Офицеры понимали, что плавание будет тяжёлым, но в борьбе со многими стихиями они, громко говоря, вдохновлялись подвигами россиян в недавно отгремевших сражениях. Поднималось много тостов, разгорячённые шампанским молодые мичманы выкрикивали клятвы, наиболее чувствительные вытирали слёзы. Все понимали, что в последний раз у них была под ногами твёрдая суша, а не зыбкая, ненадёжная водная хлябь.
2
Солнце уходило к закату. Давно уже набережные Кронштадта не видали такого множества провожающих, как в этот вечер. Уходили две дивизии, около полутысячи матросов и офицеров. По берегу катилось «ура», женщины уткнулись в платочки, кричали девицы, дети, толпа колыхалась, как волны перед наступлением шторма.
Снятые с якорей шлюпы на некоторое время застыли, словно не решаясь двигаться, хотя ветер натянул распущенные паруса. Матросы, облепив реи фоков и гротов, махали шапками; со сдержанной слезой смотрели на берег семейные старослужащие и унтер-офицеры, скучившись у бортов; капитаны, лейтенанты и мичманы на шканцах держали ладони у козырьков высоких фуражек. А всех вместе охватила радость тихая, задумчивая. Прощались с жёнами, детьми, любимыми, всеми людьми добрыми, не зная, через сколько лет придётся свидеться, да и доведётся ли... Прощались с родной сторонушкой, которая в эти мгновения стала до боли в сердце дорогой и желанной.

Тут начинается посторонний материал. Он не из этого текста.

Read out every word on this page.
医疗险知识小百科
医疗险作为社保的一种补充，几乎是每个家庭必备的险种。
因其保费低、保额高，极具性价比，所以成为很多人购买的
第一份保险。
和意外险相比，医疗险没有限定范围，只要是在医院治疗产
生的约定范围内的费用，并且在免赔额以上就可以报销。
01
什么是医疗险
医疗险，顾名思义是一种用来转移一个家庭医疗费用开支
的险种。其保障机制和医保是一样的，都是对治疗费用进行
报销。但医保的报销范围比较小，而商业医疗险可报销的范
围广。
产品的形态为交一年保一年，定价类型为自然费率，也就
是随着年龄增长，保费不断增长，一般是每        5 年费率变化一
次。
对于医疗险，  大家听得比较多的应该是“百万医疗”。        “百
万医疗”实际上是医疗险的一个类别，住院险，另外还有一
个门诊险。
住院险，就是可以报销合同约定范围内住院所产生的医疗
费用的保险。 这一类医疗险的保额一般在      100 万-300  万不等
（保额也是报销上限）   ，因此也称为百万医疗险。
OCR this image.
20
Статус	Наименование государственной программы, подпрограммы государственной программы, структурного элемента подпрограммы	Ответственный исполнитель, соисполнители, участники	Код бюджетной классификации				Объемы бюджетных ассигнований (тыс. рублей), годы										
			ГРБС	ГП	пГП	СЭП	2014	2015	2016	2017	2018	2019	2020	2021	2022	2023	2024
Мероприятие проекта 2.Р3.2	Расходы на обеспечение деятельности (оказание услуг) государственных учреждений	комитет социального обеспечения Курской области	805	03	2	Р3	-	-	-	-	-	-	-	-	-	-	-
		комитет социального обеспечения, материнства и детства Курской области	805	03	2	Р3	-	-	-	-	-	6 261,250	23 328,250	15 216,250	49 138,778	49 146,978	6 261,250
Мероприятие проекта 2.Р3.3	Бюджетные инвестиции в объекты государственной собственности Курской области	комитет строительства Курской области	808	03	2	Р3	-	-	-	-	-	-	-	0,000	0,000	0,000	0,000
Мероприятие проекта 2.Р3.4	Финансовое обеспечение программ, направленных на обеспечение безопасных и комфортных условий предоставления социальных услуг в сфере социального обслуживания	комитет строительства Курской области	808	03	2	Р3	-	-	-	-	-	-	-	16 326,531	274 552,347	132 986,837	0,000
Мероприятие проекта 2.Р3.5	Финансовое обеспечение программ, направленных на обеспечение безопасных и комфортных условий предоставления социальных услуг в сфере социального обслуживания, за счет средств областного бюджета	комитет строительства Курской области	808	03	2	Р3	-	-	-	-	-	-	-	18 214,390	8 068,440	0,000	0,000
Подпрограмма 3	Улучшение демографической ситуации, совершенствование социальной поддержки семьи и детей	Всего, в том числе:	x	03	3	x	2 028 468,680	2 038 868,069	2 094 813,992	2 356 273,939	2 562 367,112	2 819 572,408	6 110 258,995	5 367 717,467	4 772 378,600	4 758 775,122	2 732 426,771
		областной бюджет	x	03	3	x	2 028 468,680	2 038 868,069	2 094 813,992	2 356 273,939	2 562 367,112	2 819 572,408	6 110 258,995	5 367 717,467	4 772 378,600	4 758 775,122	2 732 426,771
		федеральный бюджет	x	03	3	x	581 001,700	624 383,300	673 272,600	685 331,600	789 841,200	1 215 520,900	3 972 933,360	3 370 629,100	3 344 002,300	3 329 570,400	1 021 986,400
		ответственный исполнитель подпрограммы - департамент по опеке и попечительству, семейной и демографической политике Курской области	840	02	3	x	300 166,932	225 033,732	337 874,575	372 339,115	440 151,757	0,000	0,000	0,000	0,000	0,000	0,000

Зашумела вода под форштевнями, корабли всё же стронулись с места, начали набирать ход. Крепости ударили из пушек. Пылал в полнеба долгий летний закат. Ровный ветер могуче задул в корму, заскрипели снасти в напряжённых блоках, в такелаже, сокращая минуты расставания. Потом плоский остров стал тонуть в дымке, а далее и вовсе ушёл за горизонт.
Фаддей вспомнил, как душевно провожал Кронштадт «Надежду» и «Неву». Молодая мичманская душа тогда горячо впитывала всё увиденное. Но только сейчас Фаддей осознал цену быстротекущего времени. Его нельзя ни вернуть, ни хранить, сдавая излишки в архив, ни брать по мере надобности. На ум пришли слова Сенеки: «Всё не наше, а чужое. Только время — наша собственность». И он решил ценить эту единственную вещь, которую нельзя возвратить обратно при всём желании.

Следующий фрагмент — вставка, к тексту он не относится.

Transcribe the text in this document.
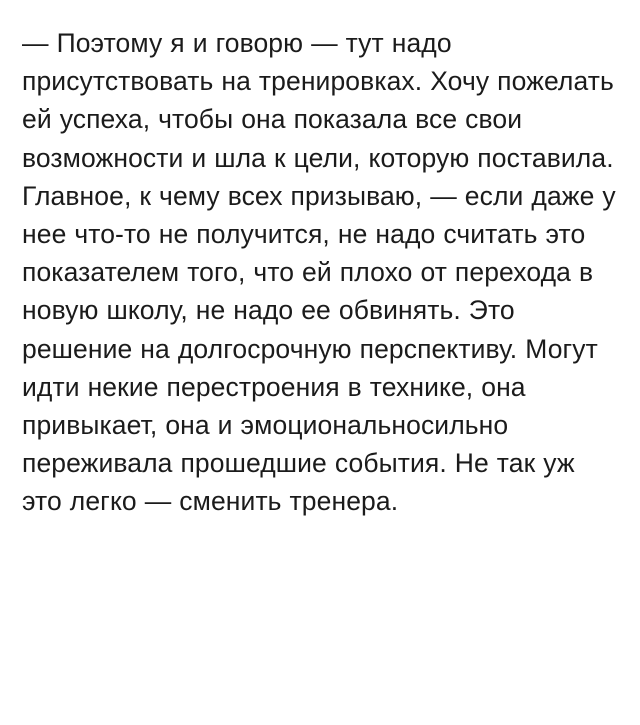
— Поэтому я и говорю — тут надо присутствовать на тренировках. Хочу пожелать ей успеха, чтобы она показала все свои возможности и шла к цели, которую поставила. Главное, к чему всех призываю, — если даже у нее что-то не получится, не надо считать это показателем того, что ей плохо от перехода в новую школу, не надо ее обвинять. Это решение на долгосрочную перспективу. Могут идти некие перестроения в технике, она привыкает, она и эмоциональносильно переживала прошедшие события. Не так уж это легко — сменить тренера.
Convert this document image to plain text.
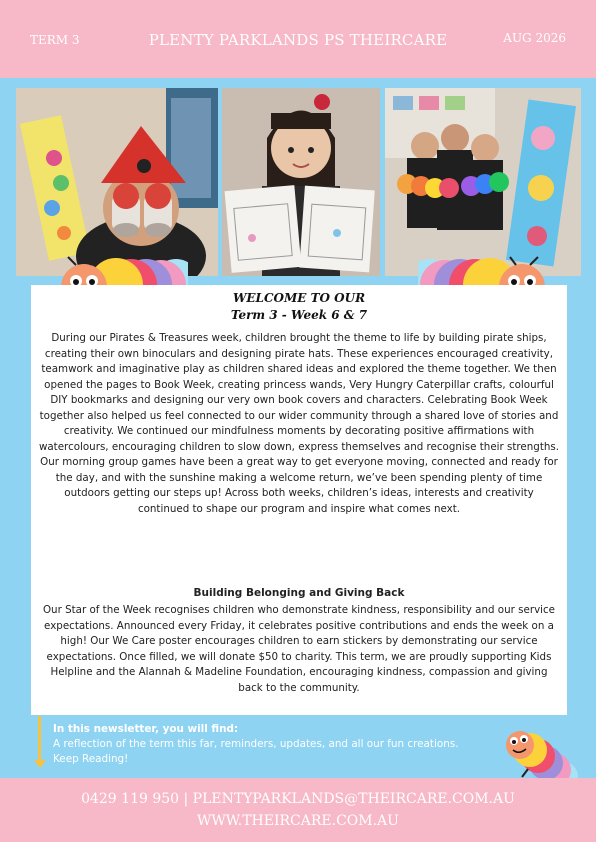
TERM 3	PLENTY PARKLANDS PS THEIRCARE	AUG 2026
WELCOME TO OUR
Term 3 - Week 6 & 7
During our Pirates & Treasures week, children brought the theme to life by building pirate ships, creating their own binoculars and designing pirate hats. These experiences encouraged creativity, teamwork and imaginative play as children shared ideas and explored the theme together. We then opened the pages to Book Week, creating princess wands, Very Hungry Caterpillar crafts, colourful DIY bookmarks and designing our very own book covers and characters. Celebrating Book Week together also helped us feel connected to our wider community through a shared love of stories and creativity. We continued our mindfulness moments by decorating positive affirmations with watercolours, encouraging children to slow down, express themselves and recognise their strengths. Our morning group games have been a great way to get everyone moving, connected and ready for the day, and with the sunshine making a welcome return, we’ve been spending plenty of time outdoors getting our steps up! Across both weeks, children’s ideas, interests and creativity continued to shape our program and inspire what comes next.
Building Belonging and Giving Back
Our Star of the Week recognises children who demonstrate kindness, responsibility and our service expectations. Announced every Friday, it celebrates positive contributions and ends the week on a high! Our We Care poster encourages children to earn stickers by demonstrating our service expectations. Once filled, we will donate $50 to charity. This term, we are proudly supporting Kids Helpline and the Alannah & Madeline Foundation, encouraging kindness, compassion and giving back to the community.
In this newsletter, you will find:
A reflection of the term this far, reminders, updates, and all our fun creations.
Keep Reading!
0429 119 950 | PLENTYPARKLANDS@THEIRCARE.COM.AU
WWW.THEIRCARE.COM.AU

К Копенгагену пришли на десятые сутки. Шлюпы Второй дивизии, вместе уходившие из Кронштадта, уже стояли на рейде. Но не вперегонки же играли, «Востоку» всё время приходилось убавлять паруса, чтобы не убегать от более крепкого, но менее ходкого «Мирного».

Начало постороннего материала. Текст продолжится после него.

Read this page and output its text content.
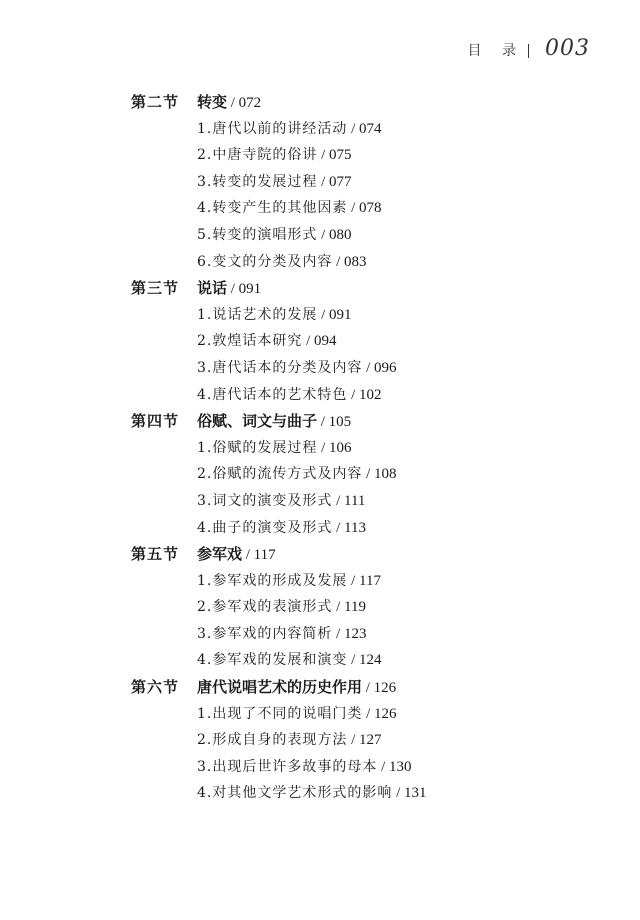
目 录 003
第二节 转变 / 072
1.唐代以前的讲经活动 / 074
2.中唐寺院的俗讲 / 075
3.转变的发展过程 / 077
4.转变产生的其他因素 / 078
5.转变的演唱形式 / 080
6.变文的分类及内容 / 083
第三节 说话 / 091
1.说话艺术的发展 / 091
2.敦煌话本研究 / 094
3.唐代话本的分类及内容 / 096
4.唐代话本的艺术特色 / 102
第四节 俗赋、词文与曲子 / 105
1.俗赋的发展过程 / 106
2.俗赋的流传方式及内容 / 108
3.词文的演变及形式 / 111
4.曲子的演变及形式 / 113
第五节 参军戏 / 117
1.参军戏的形成及发展 / 117
2.参军戏的表演形式 / 119
3.参军戏的内容简析 / 123
4.参军戏的发展和演变 / 124
第六节 唐代说唱艺术的历史作用 / 126
1.出现了不同的说唱门类 / 126
2.形成自身的表现方法 / 127
3.出现后世许多故事的母本 / 130
4.对其他文学艺术形式的影响 / 131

Здесь от полномочного российского посла Николаи Фаддей узнал, что натуралисты Мартенс и Кунде отказались участвовать ® русской экспедиции. Беллинсгаузен попросил найти в Копенгагене охотника занять эту учёную должность. Один молодой человек было решился, однако воспротивились родители. Они увезли отчаянного отпрыска за город и не отпускали до тех пор, пока шлюпы не ушли.